Ben joined Chambers in October 2019 after the successful completion of his pupillage under the supervision of Philip Rule and Ian Brownhill.
Ben is a specialist public law barrister and is developing a broad practice across the areas of:
• Court of Protection, mental capacity and community care law
• Education law
• Inquests and coronial law
• Planning law
• Prison law and actions against the police
He acts and advises in judicial review proceedings, both for and against public bodies, especially in the context of community care, prison and education law. Please see his specific CVs for further information about these areas.
Ben also specialises in data privacy, information rights and ecclesiastical law.

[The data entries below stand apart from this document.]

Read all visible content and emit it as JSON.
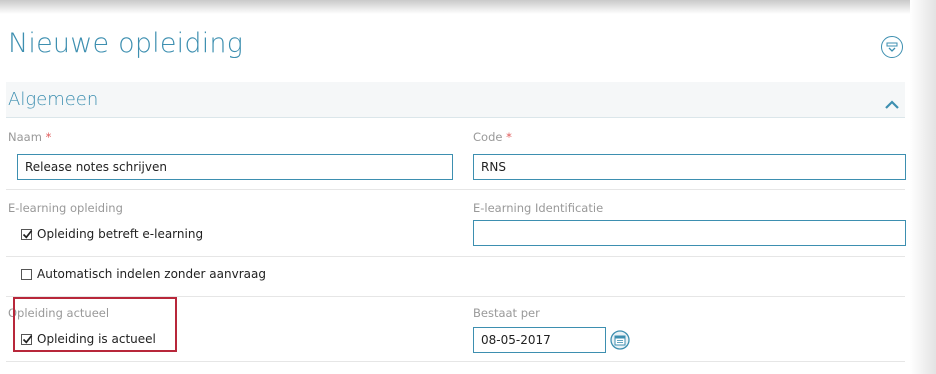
{
  "page": {
    "title": "Nieuwe opleiding"
  },
  "section": {
    "title": "Algemeen"
  },
  "fields": {
    "naam": {
      "label": "Naam",
      "required_mark": "*",
      "value": "Release notes schrijven"
    },
    "code": {
      "label": "Code",
      "required_mark": "*",
      "value": "RNS"
    },
    "elearning": {
      "label": "E-learning opleiding",
      "checkbox_label": "Opleiding betreft e-learning",
      "checked": true
    },
    "elearning_id": {
      "label": "E-learning Identificatie",
      "value": ""
    },
    "auto_indelen": {
      "checkbox_label": "Automatisch indelen zonder aanvraag",
      "checked": false
    },
    "actueel": {
      "label": "Opleiding actueel",
      "checkbox_label": "Opleiding is actueel",
      "checked": true
    },
    "bestaat_per": {
      "label": "Bestaat per",
      "value": "08-05-2017"
    }
  },
  "colors": {
    "accent": "#3d8fb0",
    "highlight_box": "#b8273a",
    "required": "#e05a5a"
  },
  "icons": {
    "header_action": "download-icon",
    "collapse": "chevron-up-icon",
    "date_picker": "calendar-icon"
  }
}
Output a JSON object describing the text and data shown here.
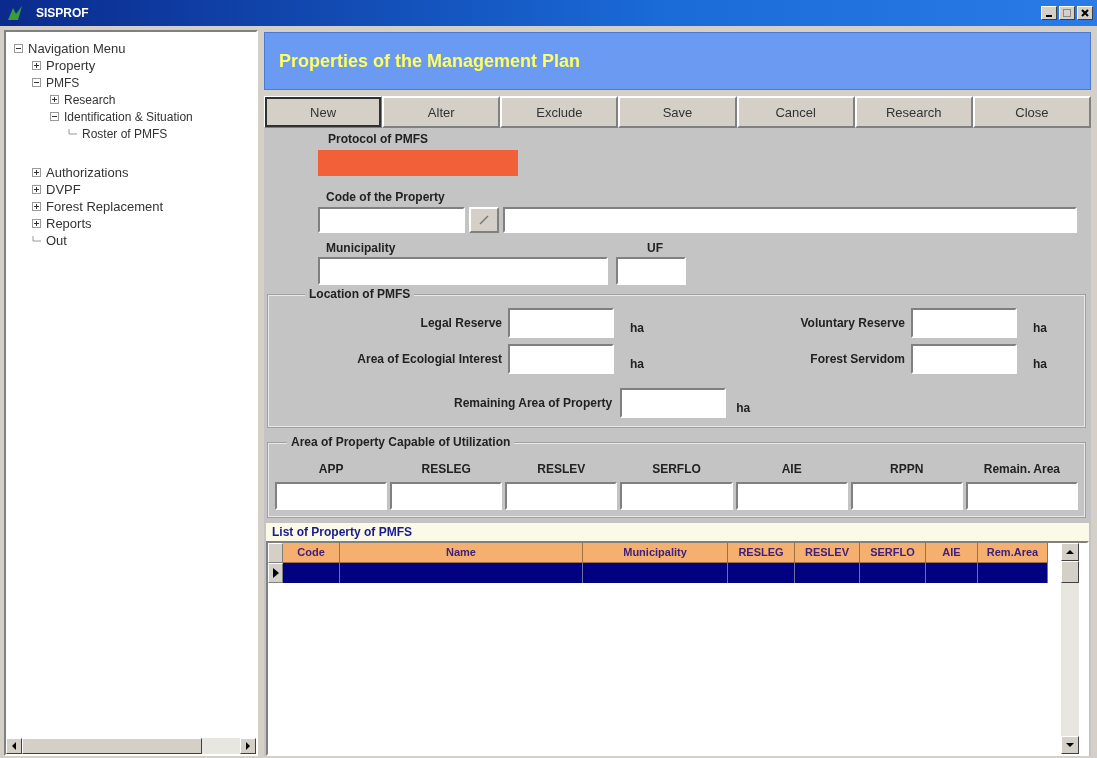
{
  "window": {
    "title": "SISPROF"
  },
  "navigation": {
    "label": "Navigation Menu",
    "expanded": true,
    "children": [
      {
        "label": "Property",
        "expanded": false
      },
      {
        "label": "PMFS",
        "expanded": true,
        "children": [
          {
            "label": "Research",
            "expanded": false
          },
          {
            "label": "Identification & Situation",
            "expanded": true,
            "children": [
              {
                "label": "Roster of PMFS"
              }
            ]
          }
        ]
      },
      {
        "label": "Authorizations",
        "expanded": false
      },
      {
        "label": "DVPF",
        "expanded": false
      },
      {
        "label": "Forest Replacement",
        "expanded": false
      },
      {
        "label": "Reports",
        "expanded": false
      },
      {
        "label": "Out"
      }
    ]
  },
  "header": {
    "title": "Properties of the Management Plan"
  },
  "toolbar": [
    {
      "label": "New",
      "default": true
    },
    {
      "label": "Alter",
      "default": false
    },
    {
      "label": "Exclude",
      "default": false
    },
    {
      "label": "Save",
      "default": false
    },
    {
      "label": "Cancel",
      "default": false
    },
    {
      "label": "Research",
      "default": false
    },
    {
      "label": "Close",
      "default": false
    }
  ],
  "form": {
    "protocol": {
      "label": "Protocol of PMFS",
      "highlighted": true
    },
    "property_code": {
      "label": "Code of the Property"
    },
    "municipality": {
      "label": "Municipality"
    },
    "uf": {
      "label": "UF"
    }
  },
  "location": {
    "title": "Location of  PMFS",
    "fields": [
      {
        "label": "Legal Reserve",
        "unit": "ha"
      },
      {
        "label": "Voluntary Reserve",
        "unit": "ha"
      },
      {
        "label": "Area of Ecologial Interest",
        "unit": "ha"
      },
      {
        "label": "Forest Servidom",
        "unit": "ha"
      },
      {
        "label": "Remaining Area of Property",
        "unit": "ha"
      }
    ]
  },
  "utilization": {
    "title": "Area of Property Capable of Utilization",
    "columns": [
      "APP",
      "RESLEG",
      "RESLEV",
      "SERFLO",
      "AIE",
      "RPPN",
      "Remain. Area"
    ]
  },
  "list": {
    "title": "List of Property of PMFS",
    "columns": [
      "Code",
      "Name",
      "Municipality",
      "RESLEG",
      "RESLEV",
      "SERFLO",
      "AIE",
      "Rem.Area"
    ],
    "rows": [
      {
        "selected": true
      }
    ]
  }
}
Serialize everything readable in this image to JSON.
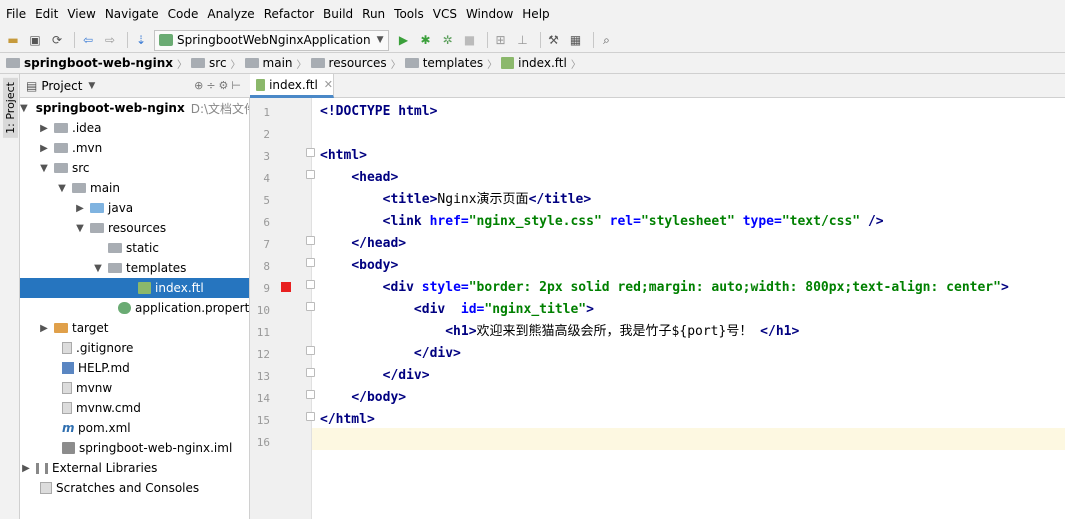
{
  "menu": [
    "File",
    "Edit",
    "View",
    "Navigate",
    "Code",
    "Analyze",
    "Refactor",
    "Build",
    "Run",
    "Tools",
    "VCS",
    "Window",
    "Help"
  ],
  "toolbar": {
    "run_config": "SpringbootWebNginxApplication"
  },
  "breadcrumb": [
    "springboot-web-nginx",
    "src",
    "main",
    "resources",
    "templates",
    "index.ftl"
  ],
  "left_strip": {
    "label": "1: Project"
  },
  "project_panel": {
    "title": "Project"
  },
  "tree": {
    "root": {
      "label": "springboot-web-nginx",
      "path": "D:\\文档文件"
    },
    "items": [
      ".idea",
      ".mvn",
      "src",
      "main",
      "java",
      "resources",
      "static",
      "templates",
      "index.ftl",
      "application.properties",
      "target",
      ".gitignore",
      "HELP.md",
      "mvnw",
      "mvnw.cmd",
      "pom.xml",
      "springboot-web-nginx.iml",
      "External Libraries",
      "Scratches and Consoles"
    ]
  },
  "editor": {
    "tab": "index.ftl",
    "line_numbers": [
      "1",
      "2",
      "3",
      "4",
      "5",
      "6",
      "7",
      "8",
      "9",
      "10",
      "11",
      "12",
      "13",
      "14",
      "15",
      "16"
    ],
    "code": {
      "l1": "<!DOCTYPE html>",
      "l5_text": "Nginx演示页面",
      "l6_href": "\"nginx_style.css\"",
      "l6_rel": "\"stylesheet\"",
      "l6_type": "\"text/css\"",
      "l9_style": "\"border: 2px solid red;margin: auto;width: 800px;text-align: center\"",
      "l10_id": "\"nginx_title\"",
      "l11_text": "欢迎来到熊猫高级会所，我是竹子${port}号！"
    }
  },
  "colors": {
    "selection": "#2675bf",
    "tag": "#000080",
    "attr_value": "#008000",
    "breakpoint": "#e82020",
    "current_line": "#fdf8e1"
  }
}
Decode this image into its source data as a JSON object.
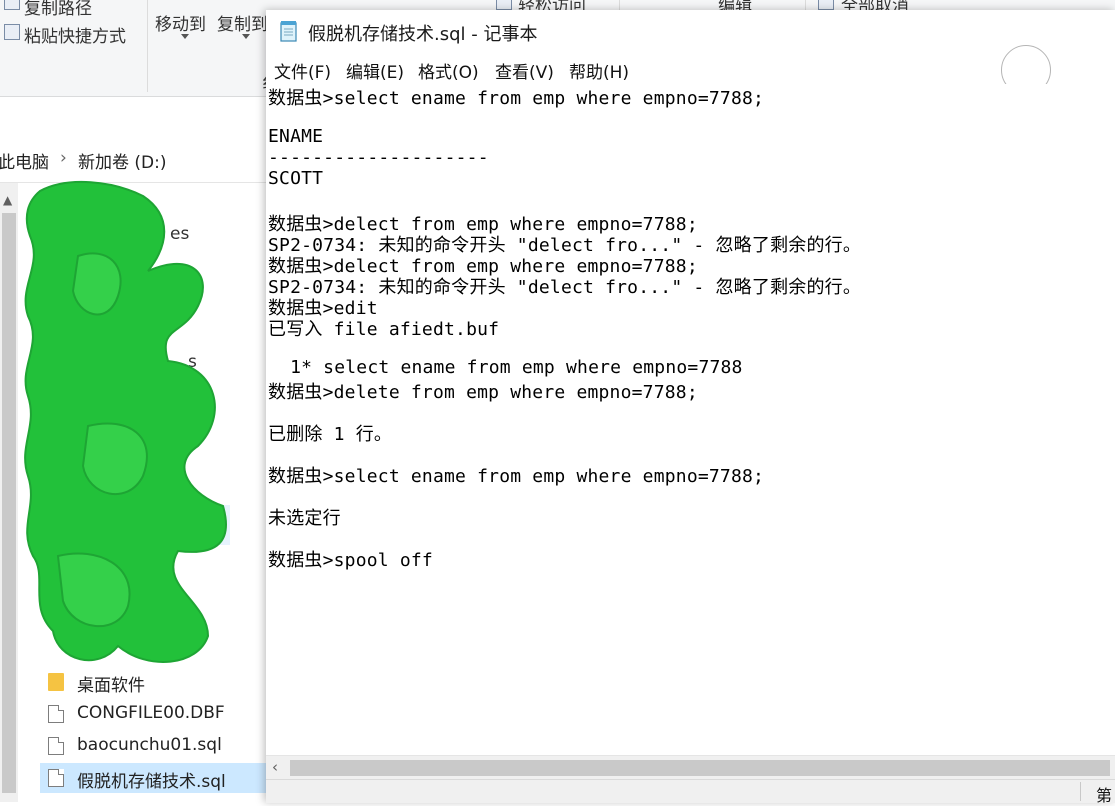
{
  "explorer": {
    "ribbon": {
      "copy_path": "复制路径",
      "paste_shortcut": "粘贴快捷方式",
      "move_to": "移动到",
      "copy_to": "复制到",
      "easy_access": "轻松访问",
      "edit": "编辑",
      "select_none": "全部取消",
      "group_label_fragment": "纟"
    },
    "breadcrumb": {
      "this_pc": "此电脑",
      "drive": "新加卷 (D:)"
    },
    "nav_partial_labels": [
      "es",
      "s"
    ],
    "nav_items": [
      {
        "label": "桌面软件",
        "icon": "folder-icon"
      },
      {
        "label": "CONGFILE00.DBF",
        "icon": "file-icon"
      },
      {
        "label": "baocunchu01.sql",
        "icon": "file-icon"
      },
      {
        "label": "假脱机存储技术.sql",
        "icon": "file-icon",
        "selected": true
      }
    ],
    "redaction_color": "#22c13a"
  },
  "notepad": {
    "title": "假脱机存储技术.sql - 记事本",
    "menu": [
      "文件(F)",
      "编辑(E)",
      "格式(O)",
      "查看(V)",
      "帮助(H)"
    ],
    "lines": [
      "数据虫>select ename from emp where empno=7788;",
      "",
      "ENAME",
      "--------------------",
      "SCOTT",
      "",
      "数据虫>delect from emp where empno=7788;",
      "SP2-0734: 未知的命令开头 \"delect fro...\" - 忽略了剩余的行。",
      "数据虫>delect from emp where empno=7788;",
      "SP2-0734: 未知的命令开头 \"delect fro...\" - 忽略了剩余的行。",
      "数据虫>edit",
      "已写入 file afiedt.buf",
      "",
      "  1* select ename from emp where empno=7788",
      "数据虫>delete from emp where empno=7788;",
      "",
      "已删除 1 行。",
      "",
      "数据虫>select ename from emp where empno=7788;",
      "",
      "未选定行",
      "",
      "数据虫>spool off"
    ],
    "status_text": "第"
  }
}
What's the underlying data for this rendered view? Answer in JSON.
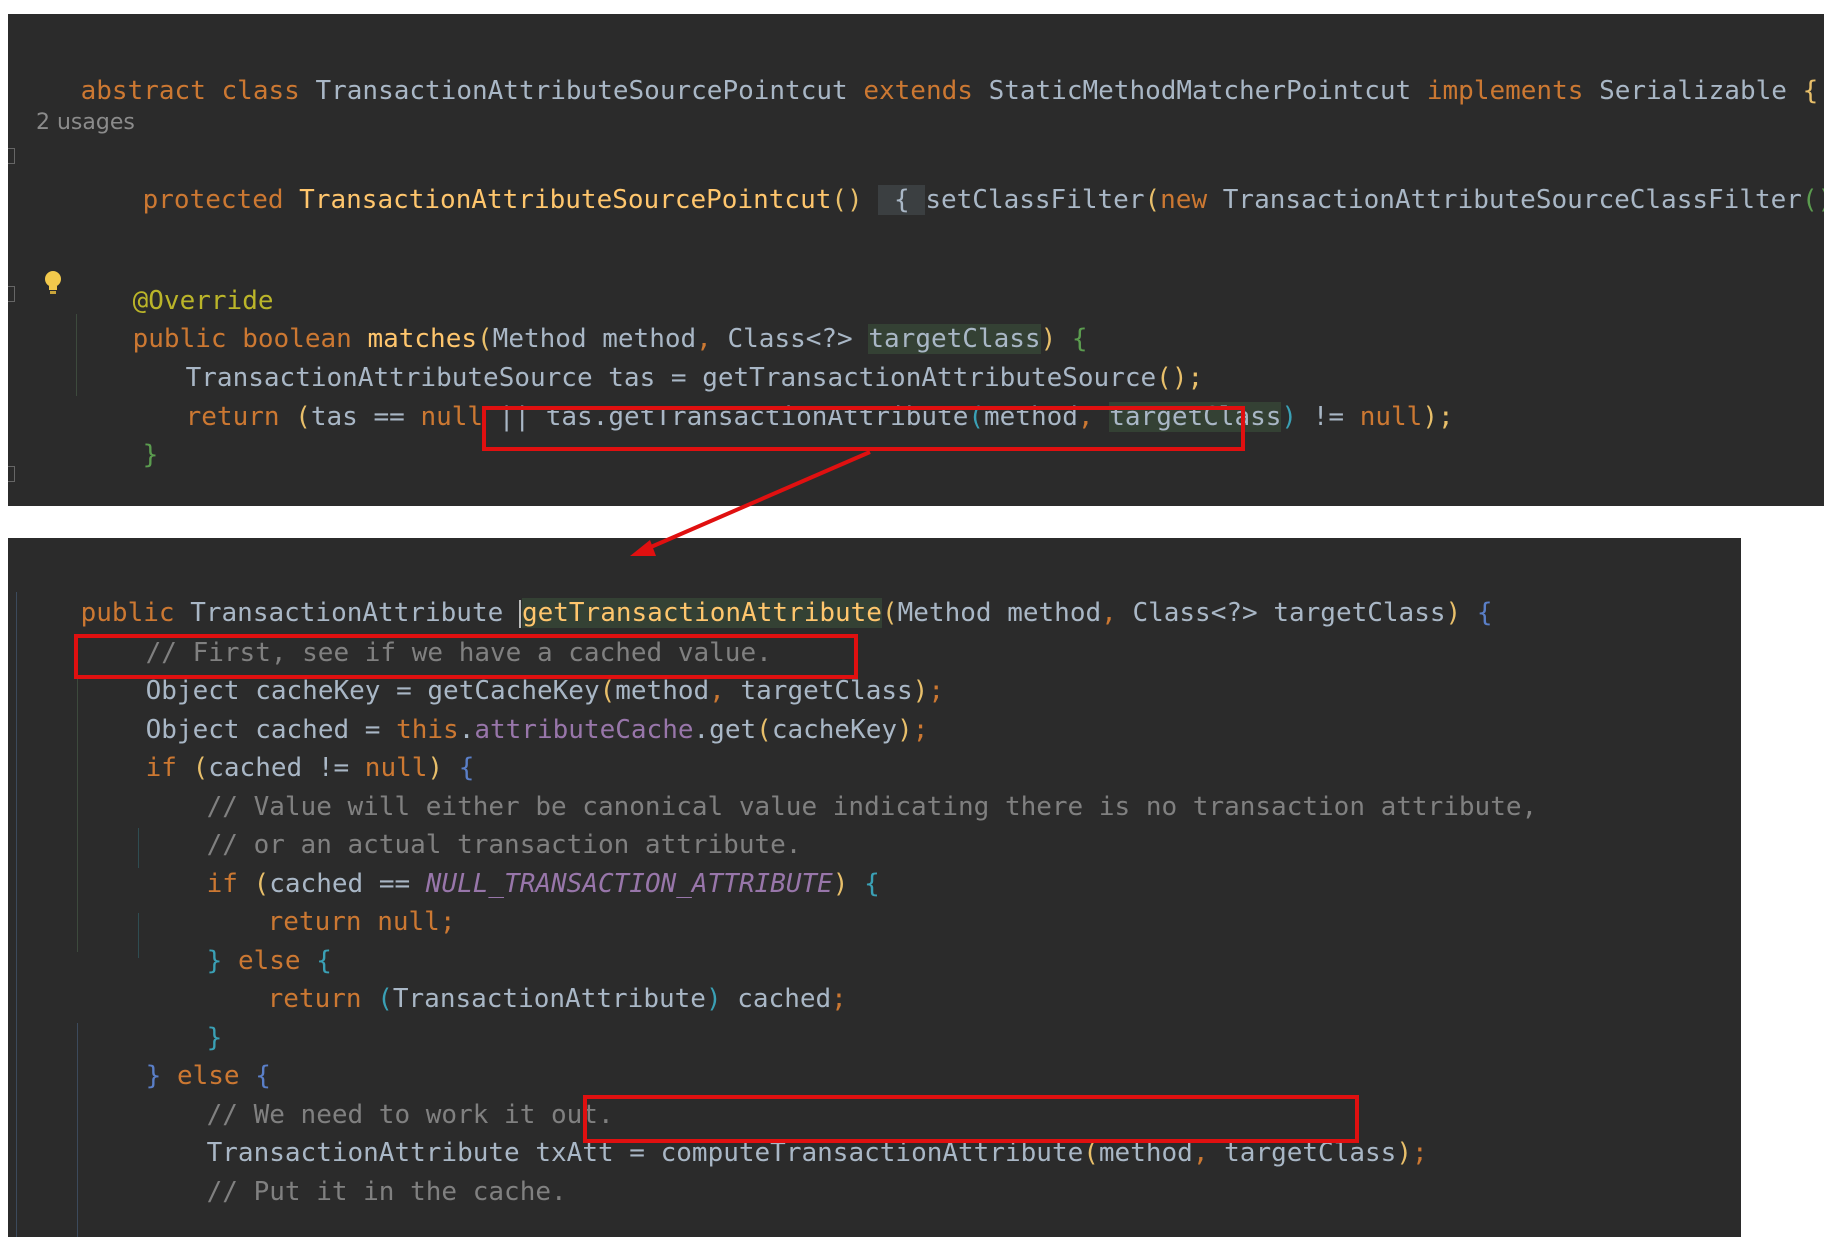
{
  "top": {
    "l1": {
      "kw1": "abstract",
      "kw2": "class",
      "name": "TransactionAttributeSourcePointcut",
      "kw3": "extends",
      "parent": "StaticMethodMatcherPointcut",
      "kw4": "implements",
      "iface": "Serializable",
      "brace": "{"
    },
    "usages": "2 usages",
    "l2": {
      "kw": "protected",
      "ctor": "TransactionAttributeSourcePointcut",
      "parens": "()",
      "ob": "{",
      "call": "setClassFilter",
      "op": "(",
      "kw_new": "new",
      "cls": "TransactionAttributeSourceClassFilter",
      "cp": "()",
      "end": ");",
      "cb": "}"
    },
    "l3": {
      "ann": "@Override"
    },
    "l4": {
      "kw1": "public",
      "kw2": "boolean",
      "name": "matches",
      "op": "(",
      "t1": "Method",
      "p1": "method",
      "comma": ",",
      "t2": "Class<?>",
      "p2": "targetClass",
      "cp": ")",
      "ob": "{"
    },
    "l5": {
      "type": "TransactionAttributeSource",
      "var": "tas",
      "eq": "=",
      "call": "getTransactionAttributeSource",
      "end": "();"
    },
    "l6": {
      "kw": "return",
      "op": "(",
      "var": "tas",
      "eq": "==",
      "nul1": "null",
      "or": "||",
      "call": "tas.getTransactionAttribute",
      "op2": "(",
      "a1": "method",
      "comma": ",",
      "a2": "targetClass",
      "cp": ")",
      "ne": "!=",
      "nul2": "null",
      "end": ");"
    },
    "l7": {
      "cb": "}"
    }
  },
  "bottom": {
    "l1": {
      "kw": "public",
      "type": "TransactionAttribute",
      "name": "getTransactionAttribute",
      "op": "(",
      "t1": "Method",
      "p1": "method",
      "comma": ",",
      "t2": "Class<?>",
      "p2": "targetClass",
      "cp": ")",
      "ob": "{"
    },
    "l2": {
      "cmt": "// First, see if we have a cached value."
    },
    "l3": {
      "type": "Object",
      "var": "cacheKey",
      "eq": "=",
      "call": "getCacheKey",
      "op": "(",
      "a1": "method",
      "comma": ",",
      "a2": "targetClass",
      "cp": ")",
      "end": ";"
    },
    "l4": {
      "type": "Object",
      "var": "cached",
      "eq": "=",
      "kw": "this",
      "dot": ".",
      "field": "attributeCache",
      "rest": ".get",
      "op": "(",
      "arg": "cacheKey",
      "cp": ")",
      "end": ";"
    },
    "l5": {
      "kw": "if",
      "op": "(",
      "var": "cached",
      "ne": "!=",
      "nul": "null",
      "cp": ")",
      "ob": "{"
    },
    "l6": {
      "cmt": "// Value will either be canonical value indicating there is no transaction attribute,"
    },
    "l7": {
      "cmt": "// or an actual transaction attribute."
    },
    "l8": {
      "kw": "if",
      "op": "(",
      "var": "cached",
      "eq": "==",
      "const": "NULL_TRANSACTION_ATTRIBUTE",
      "cp": ")",
      "ob": "{"
    },
    "l9": {
      "kw": "return",
      "nul": "null",
      "end": ";"
    },
    "l10": {
      "cb": "}",
      "kw": "else",
      "ob": "{"
    },
    "l11": {
      "kw": "return",
      "op": "(",
      "type": "TransactionAttribute",
      "cp": ")",
      "var": "cached",
      "end": ";"
    },
    "l12": {
      "cb": "}"
    },
    "l13": {
      "cb": "}",
      "kw": "else",
      "ob": "{"
    },
    "l14": {
      "cmt": "// We need to work it out."
    },
    "l15": {
      "type": "TransactionAttribute",
      "var": "txAtt",
      "eq": "=",
      "call": "computeTransactionAttribute",
      "op": "(",
      "a1": "method",
      "comma": ",",
      "a2": "targetClass",
      "cp": ")",
      "end": ";"
    },
    "l16": {
      "cmt": "// Put it in the cache."
    }
  },
  "colors": {
    "background": "#2b2b2b",
    "keyword": "#cc7832",
    "text": "#a9b7c6",
    "method": "#ffc66d",
    "annotation": "#bbb529",
    "comment": "#808080",
    "field": "#9876aa",
    "highlight_box": "#e01010"
  },
  "icons": {
    "lightbulb": "lightbulb-icon",
    "arrow": "annotation-arrow"
  }
}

General Data Protection Regulation and Information Rights
Before coming to the Bar, Ben was employed as a Data Protection Officer at 7 Bedford Row—another leading barristers’ Chambers in London. He oversaw the implementation of measures designed to comply with the General Data Protection Regulation and undertook private consultancy work to assist other firms, chambers and charities to comply with the new Regulation and the Data Protection Act 2018.
This included drafting suitable privacy notices, Art. 28 data processor agreements, and joint controller arrangements. He also devised frameworks for transferring personal data to third countries outside of the EEA.
Ben has in the past successfully coordinated the response to a number of serious personal data breaches where the ICO ultimately concluded that no further enforcement action was necessary against his client.
Ben is familiar with advising others as to the correct approach to take when fielding requests by data subjects to enforce their rights under the GDPR and the 2018 Act.
He is able to provide training to companies, institutions and public authorities in all these areas.
Ben has recently advised an NHS Trust which is defending a civil claim brought under the Data Protection Act 2018, where damages have been sought as a result of alleged personal data breaches.
Ben has a niche expertise and interest in the law governing the Church of England. He is a co-author of the leading textbook in this area, now in its fourth edition (principally authored by Mark Hill QC).
He has a particular interest in dealing with issues surrounding chancel repair liability, pastoral reorganisation, the faculty jurisdiction of Consistory Courts and matters arising under the Clergy Discipline Measure 2003.
Ben is also familiar with the unique work and role of Parochial Church Councils, and is well-placed to advise them on the impact of both the ecclesiastical and secular legislation regulating their powers and duties. He is also well-placed to advise secular bodies who find themselves needing to grapple unexpectedly with the jurisdiction of Consistory Courts in the context of planning applications and appeals.
Before coming to the Bar
Ben read law at Pembroke College, Cambridge and graduated with a first-class degree in 2015.
Ben is a Gray’s Inn Scholar, and past winner of the Brick Court Team moot competition, as well as a finalist in the Quadrant Chambers’ mooting competition.
He worked for two years as a Paralegal at another leading barristers’ Chambers. During his time as a Paralegal, Ben assisted with legal research and drafting in the fields of administrative, criminal, employment, trusts, property, civil procedure and human rights law. He continues to draw on this wide experience when acting in his current practice areas.
BPTC Scholarship: The William Shakespeare Memorial Award, Gray’s Inn
BPTC Scholarship, BBP University
Foundation Scholarship, Pembroke College, Cambridge
Winner of the Brick Court Team Moot, University of Cambridge (2015)
Finalist in the Quadrant Chambers Fledglings Moot Competition, University of Cambridge (2015)
The Honourable Society of Gray’s Inn
Ecclesiastical Law Society
M.A. (Cantab.) Law
Ecclesiastical Law (OUP, 4th ed.)
“Ecclesiastical Law”, by Mark Hill QC, has established itself as the leading authority on the laws of the Church of England. In this fourth edition, Ben co-authored two Chapters: chapter 3 (“The Parish”) and chapter 6 (“Clergy Discipline”). Other co-authors for this volume include Professor Norman Doe and Matthew Chinery).
The Jackson Reforms and the future of access to justice: an examination (LexisNexis Future of Law Blog)
13 June 2018
An article examining the current climate of access to justice in light of the Jackson reforms, and analyses what the future holds when it comes to extending the rule of law.